Éstas son las últimas cosas –escribía ella–. Desaparecen una a una y no vuelven nunca más. Puedo hablarte de las que yo he visto, de las que ya no existen; pero dudo que haya tiempo para ello. Ahora todo ocurre tan rápidamente que no puedo seguir su ritmo.
—Paul Auster, El país de las últimas cosas
La orden fue disparar. Enfocar a los cuatro vientos hasta verlos sangrar. Perforar cualquier insolente esquina y traspasar la cien de toda pared donde pudiera verse una opinión. Le estrategia fue la misma: tomar el mayor número de personas y torturarlos en nombre de la patria y las instituciones, en nombre de todos los hijos de la chingada que salen en las fotos del senado, toda esa bola de parásitos que asesinan de golpe a un país con aumentos sobre aumentos. La razón fue la de siempre: secuestrar el alto vuelo y bombardear cualquier alianza.

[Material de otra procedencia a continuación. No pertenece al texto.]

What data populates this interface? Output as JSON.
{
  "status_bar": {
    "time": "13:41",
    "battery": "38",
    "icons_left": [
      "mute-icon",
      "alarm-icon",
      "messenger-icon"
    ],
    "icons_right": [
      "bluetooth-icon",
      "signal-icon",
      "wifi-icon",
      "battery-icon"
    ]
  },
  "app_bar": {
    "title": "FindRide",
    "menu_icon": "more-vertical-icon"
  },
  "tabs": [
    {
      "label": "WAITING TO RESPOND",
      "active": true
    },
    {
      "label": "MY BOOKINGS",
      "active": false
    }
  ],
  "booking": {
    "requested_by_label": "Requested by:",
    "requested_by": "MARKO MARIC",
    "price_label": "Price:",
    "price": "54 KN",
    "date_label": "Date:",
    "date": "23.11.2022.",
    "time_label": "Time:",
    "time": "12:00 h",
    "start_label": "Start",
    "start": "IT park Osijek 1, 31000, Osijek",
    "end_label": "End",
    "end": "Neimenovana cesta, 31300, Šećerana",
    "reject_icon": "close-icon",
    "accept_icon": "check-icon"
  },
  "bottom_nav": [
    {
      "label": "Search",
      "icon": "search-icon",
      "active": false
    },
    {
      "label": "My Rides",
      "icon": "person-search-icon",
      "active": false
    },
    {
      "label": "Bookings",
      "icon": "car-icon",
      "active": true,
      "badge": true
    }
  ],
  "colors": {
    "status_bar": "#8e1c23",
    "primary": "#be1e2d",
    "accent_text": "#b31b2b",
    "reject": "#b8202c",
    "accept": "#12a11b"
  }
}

La segunda orden fue hacer que nadie dudara, que nadie pensara ni por un instante que al entrar en una patrulla saldría vivo de ella, que el mundo entero fuera testigo de la violencia cotidiana, del hambre eterna. Fue así que la historia dio un giro y la valentía tomó un precio muy alto, tanto, que hasta la mediocridad y la barbarie salían muy caras.
Así fue durante muchas décadas hasta que no quedó nada que callar, ni nadie a quién perseguir. El bando izquierdo se hizo más derecho y los asesinos de siempre actuaron como su naturaleza les dictó. Crearon bandos tan absurdos como siempre y dispararon por última vez en los pechos ajenos.